Premièrement, cette asymétrie est observable même dans les prédications qui
désignent des relations symétriques. Les deux phrases (Pierre ressemble à Jacques) et
(Jacques ressemble à Pierre) ne sont pas sémantiquement équivalentes puisque la base
de référence n'est pas la même dans les deux phrases ((Jacques) dans la première et
(Pierre) dans la seconde). Ce qui revient à dire que des relations identiques peuvent être
représentées avec des alignements opposés. Du point de vue du contenu sémantique, les
rôles de x et y sont les mêmes dans (x est sur y) et (y est sous x) , mais une différence
subsiste entre les deux expressions, à savoir que le point de référence n'est pas le même
: ou x est situé d'après sa relation avec y , ou l'inverse. Deuxièmement, la distinction
trajecteur / site est plus générale et plus largement applicable que la distinction
sujet/objet. Ces deux derniers sont normalement réservés aux nominaux pleins (i. e. aux
syntagmes nominaux), tandis que l'opposition trajecteur / site relève de la structure
interne des prédications relationnelles qu'elles soient temporelles ou atemporelles. D’un
autre côté, le trajecteur et les sites n'ont pas besoin d'être systématiquement explicités,
et sont souvent des relationnels plutôt que des nominaux. La structure interne d'un
prédicat doit être distinguée de ses propriétés combinatoires, malgré leur mutuelle
influence. Le verbe (lire), par exemple, a deux emplois, l'un transitif et l'autre intransitif
(dans les deux phrases : (Marie lit son nouveau livre) et (Marie lit rapidement), mais un
site caractérisé schématiquement est inclus dans son profil relationnel indépendamment
de la présence ou de l'absence de l'objet direct. L'adjectif (rouge) a un trajecteur et un
site indépendamment du fait que son trajecteur est spécifié par une expression
nominale, et malgré le fait que son site ne peut pas être explicité.

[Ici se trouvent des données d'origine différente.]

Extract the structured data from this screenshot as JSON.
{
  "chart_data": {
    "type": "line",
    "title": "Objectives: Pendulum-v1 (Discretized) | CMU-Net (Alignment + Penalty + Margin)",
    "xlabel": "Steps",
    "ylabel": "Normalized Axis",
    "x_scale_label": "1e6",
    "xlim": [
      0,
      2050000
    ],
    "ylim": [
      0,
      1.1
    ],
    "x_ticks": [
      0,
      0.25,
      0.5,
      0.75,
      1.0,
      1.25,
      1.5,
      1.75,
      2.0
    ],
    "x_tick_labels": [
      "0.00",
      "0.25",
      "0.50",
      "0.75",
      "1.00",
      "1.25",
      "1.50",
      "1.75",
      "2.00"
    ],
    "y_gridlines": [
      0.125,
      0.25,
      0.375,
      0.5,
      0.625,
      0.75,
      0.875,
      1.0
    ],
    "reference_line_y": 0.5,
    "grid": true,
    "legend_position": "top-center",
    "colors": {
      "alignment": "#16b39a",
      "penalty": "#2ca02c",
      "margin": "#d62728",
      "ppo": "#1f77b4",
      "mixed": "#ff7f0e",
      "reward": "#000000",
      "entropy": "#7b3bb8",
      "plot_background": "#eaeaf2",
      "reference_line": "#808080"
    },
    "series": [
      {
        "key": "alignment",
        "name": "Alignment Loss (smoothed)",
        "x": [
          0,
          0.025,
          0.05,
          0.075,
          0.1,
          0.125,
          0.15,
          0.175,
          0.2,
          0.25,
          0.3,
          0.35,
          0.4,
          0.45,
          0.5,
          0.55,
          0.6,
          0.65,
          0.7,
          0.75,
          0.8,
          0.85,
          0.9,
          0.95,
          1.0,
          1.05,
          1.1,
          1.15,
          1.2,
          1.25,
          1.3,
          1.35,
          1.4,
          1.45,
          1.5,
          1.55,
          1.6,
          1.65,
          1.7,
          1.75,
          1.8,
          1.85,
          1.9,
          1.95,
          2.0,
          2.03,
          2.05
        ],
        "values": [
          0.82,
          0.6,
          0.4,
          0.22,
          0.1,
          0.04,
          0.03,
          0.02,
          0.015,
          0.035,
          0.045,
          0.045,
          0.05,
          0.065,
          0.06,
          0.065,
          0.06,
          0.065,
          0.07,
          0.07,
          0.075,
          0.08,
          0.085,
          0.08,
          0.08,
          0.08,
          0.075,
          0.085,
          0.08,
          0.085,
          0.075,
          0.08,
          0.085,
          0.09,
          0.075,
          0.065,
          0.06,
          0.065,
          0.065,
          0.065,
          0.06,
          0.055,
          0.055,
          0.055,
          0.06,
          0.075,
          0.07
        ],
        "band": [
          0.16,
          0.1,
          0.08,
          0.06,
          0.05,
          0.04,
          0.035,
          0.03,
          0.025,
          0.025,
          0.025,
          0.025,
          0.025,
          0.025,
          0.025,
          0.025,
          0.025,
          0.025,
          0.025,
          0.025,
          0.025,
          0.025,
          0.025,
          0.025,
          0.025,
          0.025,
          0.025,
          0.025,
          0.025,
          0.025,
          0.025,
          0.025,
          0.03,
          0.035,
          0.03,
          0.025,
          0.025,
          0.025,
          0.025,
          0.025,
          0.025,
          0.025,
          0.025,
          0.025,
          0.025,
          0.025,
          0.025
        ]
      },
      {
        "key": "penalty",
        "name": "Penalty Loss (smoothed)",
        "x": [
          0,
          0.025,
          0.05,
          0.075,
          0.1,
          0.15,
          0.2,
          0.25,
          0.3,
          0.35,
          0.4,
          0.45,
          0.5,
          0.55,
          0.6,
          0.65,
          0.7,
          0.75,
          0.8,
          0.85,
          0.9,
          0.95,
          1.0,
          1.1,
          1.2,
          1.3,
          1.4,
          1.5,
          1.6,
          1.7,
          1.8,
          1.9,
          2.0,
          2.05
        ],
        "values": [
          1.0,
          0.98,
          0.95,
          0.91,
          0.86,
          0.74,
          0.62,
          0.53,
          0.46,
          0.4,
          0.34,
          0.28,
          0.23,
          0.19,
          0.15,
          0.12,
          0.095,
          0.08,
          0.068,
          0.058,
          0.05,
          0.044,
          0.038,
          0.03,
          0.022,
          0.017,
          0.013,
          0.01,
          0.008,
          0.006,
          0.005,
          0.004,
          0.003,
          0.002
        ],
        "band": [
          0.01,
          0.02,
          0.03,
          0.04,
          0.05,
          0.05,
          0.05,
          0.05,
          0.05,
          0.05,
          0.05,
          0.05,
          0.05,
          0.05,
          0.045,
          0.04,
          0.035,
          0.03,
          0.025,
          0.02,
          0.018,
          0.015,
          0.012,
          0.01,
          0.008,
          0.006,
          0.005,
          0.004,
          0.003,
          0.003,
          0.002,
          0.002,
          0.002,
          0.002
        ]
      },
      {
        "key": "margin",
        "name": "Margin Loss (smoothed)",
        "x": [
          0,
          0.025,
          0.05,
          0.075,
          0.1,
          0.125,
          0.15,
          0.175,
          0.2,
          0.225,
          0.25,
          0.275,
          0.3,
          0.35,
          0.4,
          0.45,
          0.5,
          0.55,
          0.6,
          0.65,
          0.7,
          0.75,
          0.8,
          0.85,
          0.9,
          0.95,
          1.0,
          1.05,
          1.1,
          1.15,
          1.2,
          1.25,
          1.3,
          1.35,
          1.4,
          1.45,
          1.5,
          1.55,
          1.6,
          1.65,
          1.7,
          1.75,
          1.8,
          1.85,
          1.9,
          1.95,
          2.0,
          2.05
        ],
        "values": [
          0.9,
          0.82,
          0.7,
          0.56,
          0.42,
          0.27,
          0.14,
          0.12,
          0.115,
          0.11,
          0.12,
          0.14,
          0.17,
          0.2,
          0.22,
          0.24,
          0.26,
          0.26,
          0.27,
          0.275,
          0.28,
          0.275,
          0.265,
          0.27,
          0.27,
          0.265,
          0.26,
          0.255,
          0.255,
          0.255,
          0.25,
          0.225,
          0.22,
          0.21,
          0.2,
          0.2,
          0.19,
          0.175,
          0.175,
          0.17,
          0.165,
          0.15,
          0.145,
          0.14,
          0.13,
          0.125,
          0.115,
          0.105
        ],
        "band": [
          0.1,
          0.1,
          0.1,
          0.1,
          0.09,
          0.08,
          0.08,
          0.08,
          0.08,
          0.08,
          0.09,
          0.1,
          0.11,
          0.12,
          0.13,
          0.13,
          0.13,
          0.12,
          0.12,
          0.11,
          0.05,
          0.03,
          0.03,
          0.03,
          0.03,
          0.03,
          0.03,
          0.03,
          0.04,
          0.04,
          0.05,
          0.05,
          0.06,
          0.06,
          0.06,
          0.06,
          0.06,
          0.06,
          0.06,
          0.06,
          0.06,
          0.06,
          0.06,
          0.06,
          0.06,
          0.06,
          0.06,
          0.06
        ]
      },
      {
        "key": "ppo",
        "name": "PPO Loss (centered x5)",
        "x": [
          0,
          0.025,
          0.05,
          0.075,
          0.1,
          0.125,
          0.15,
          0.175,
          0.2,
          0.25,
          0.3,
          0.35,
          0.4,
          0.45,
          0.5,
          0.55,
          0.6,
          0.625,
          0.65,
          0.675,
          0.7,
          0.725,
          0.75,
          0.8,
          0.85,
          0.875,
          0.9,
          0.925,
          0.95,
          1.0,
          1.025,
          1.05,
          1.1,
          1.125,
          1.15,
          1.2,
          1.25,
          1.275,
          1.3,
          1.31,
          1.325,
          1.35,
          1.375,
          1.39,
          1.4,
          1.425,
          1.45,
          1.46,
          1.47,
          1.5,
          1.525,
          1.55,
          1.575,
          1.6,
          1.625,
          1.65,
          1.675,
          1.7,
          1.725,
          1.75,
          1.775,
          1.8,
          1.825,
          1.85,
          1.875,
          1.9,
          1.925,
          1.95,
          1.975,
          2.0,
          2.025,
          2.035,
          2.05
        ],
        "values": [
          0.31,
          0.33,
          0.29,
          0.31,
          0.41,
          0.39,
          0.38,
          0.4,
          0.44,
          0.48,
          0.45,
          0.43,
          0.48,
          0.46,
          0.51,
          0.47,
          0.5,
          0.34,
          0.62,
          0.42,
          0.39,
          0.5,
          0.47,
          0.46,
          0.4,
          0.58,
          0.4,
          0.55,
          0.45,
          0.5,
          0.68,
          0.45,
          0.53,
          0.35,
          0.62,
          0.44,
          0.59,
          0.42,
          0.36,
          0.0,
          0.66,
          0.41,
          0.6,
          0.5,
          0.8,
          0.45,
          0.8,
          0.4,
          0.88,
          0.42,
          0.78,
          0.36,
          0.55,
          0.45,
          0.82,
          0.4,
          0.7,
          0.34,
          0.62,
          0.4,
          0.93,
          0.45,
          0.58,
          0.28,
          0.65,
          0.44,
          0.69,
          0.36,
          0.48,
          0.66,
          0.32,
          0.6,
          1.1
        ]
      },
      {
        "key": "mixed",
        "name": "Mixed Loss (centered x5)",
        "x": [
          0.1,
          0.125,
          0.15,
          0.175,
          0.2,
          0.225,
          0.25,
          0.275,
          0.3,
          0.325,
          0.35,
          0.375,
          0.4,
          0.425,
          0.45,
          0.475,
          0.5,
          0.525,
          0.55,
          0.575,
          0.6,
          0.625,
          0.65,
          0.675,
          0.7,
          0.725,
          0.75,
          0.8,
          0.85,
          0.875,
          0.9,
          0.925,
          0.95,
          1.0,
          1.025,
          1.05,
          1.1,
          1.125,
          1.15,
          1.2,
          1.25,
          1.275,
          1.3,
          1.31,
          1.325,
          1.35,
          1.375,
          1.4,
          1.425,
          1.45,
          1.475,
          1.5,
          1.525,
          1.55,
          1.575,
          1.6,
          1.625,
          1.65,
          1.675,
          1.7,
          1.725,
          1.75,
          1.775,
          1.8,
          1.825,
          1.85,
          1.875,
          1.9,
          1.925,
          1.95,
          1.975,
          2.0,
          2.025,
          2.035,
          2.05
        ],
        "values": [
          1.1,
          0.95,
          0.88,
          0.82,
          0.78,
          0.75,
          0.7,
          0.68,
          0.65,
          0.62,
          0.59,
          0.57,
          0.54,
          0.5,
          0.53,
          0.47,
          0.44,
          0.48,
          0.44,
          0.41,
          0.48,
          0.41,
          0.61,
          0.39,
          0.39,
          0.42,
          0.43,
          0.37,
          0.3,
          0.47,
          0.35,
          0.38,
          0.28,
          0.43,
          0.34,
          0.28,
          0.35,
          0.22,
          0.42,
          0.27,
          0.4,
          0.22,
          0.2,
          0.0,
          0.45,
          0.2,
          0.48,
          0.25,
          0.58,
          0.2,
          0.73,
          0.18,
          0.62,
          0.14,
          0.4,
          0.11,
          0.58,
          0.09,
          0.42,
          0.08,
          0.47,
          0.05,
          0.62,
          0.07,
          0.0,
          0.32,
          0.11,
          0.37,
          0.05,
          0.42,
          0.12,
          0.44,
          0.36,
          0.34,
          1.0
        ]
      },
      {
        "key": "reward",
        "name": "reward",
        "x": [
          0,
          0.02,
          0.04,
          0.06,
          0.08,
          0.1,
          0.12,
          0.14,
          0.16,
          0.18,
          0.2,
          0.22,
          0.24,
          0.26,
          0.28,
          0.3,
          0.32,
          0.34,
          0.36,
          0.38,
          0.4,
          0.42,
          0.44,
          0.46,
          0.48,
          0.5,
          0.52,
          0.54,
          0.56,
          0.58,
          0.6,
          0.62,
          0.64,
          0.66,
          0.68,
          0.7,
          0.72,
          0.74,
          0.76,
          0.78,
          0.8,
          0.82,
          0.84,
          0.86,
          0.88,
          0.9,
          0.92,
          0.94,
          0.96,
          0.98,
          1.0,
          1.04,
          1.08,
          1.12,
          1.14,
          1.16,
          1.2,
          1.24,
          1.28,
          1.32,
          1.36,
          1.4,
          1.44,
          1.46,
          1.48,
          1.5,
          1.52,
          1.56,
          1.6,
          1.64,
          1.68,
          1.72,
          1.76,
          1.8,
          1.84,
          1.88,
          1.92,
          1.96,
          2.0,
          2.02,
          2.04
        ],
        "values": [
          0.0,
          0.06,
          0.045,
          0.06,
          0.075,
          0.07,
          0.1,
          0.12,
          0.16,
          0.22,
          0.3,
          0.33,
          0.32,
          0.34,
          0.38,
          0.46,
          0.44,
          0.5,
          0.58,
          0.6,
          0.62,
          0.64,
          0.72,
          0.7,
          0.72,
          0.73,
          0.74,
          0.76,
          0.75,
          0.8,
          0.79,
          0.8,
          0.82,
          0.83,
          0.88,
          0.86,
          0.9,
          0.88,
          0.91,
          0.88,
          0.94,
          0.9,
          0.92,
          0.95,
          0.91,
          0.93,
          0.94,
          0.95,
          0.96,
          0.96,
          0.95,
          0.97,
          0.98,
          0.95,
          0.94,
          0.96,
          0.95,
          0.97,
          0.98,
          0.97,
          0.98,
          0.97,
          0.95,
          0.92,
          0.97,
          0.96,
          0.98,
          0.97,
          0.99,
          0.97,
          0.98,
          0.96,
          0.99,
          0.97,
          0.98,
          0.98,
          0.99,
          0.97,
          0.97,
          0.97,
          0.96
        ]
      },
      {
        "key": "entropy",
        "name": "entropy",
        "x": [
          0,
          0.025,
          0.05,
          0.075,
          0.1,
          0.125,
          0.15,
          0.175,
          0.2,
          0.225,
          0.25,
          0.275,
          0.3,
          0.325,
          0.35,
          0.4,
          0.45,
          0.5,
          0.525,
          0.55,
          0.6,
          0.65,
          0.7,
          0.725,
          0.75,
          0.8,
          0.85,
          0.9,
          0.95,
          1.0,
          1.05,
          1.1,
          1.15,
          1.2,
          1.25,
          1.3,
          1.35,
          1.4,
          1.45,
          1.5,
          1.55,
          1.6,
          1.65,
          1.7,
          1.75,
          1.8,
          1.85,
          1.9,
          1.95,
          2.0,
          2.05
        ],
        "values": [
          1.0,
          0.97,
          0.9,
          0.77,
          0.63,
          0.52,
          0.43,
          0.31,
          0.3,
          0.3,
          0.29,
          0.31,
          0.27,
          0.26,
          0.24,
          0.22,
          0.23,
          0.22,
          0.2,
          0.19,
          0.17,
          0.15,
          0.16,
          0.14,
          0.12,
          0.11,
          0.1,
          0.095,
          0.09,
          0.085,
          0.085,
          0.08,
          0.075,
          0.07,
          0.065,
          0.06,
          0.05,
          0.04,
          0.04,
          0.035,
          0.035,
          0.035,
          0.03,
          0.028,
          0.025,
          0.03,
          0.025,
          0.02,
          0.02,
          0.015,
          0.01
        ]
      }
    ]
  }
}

2. Les structures multi-propositionnelles 8
Il existe deux stratégies de base pour construire des représentations complexes : la
première est paratactique (ou asyndétique) et consiste à juxtaposer des représentations
simples. La seconde consiste à lier deux ou plusieurs représentations par le biais de
6. Nous avons traduit systématiquement les exemples de Langacker en français sauf
dans les cas où cette traduction estompe ou ne met pas en relief le point évoqué par la
structure de la phrase anglaise.
7. Cf. Langacker, vol. I : chap. 6, p. 231-233.
8. Voir Langacker, vol. II : chap. 10, p. 417 - 463, et chap. 11, p. 464 - 506.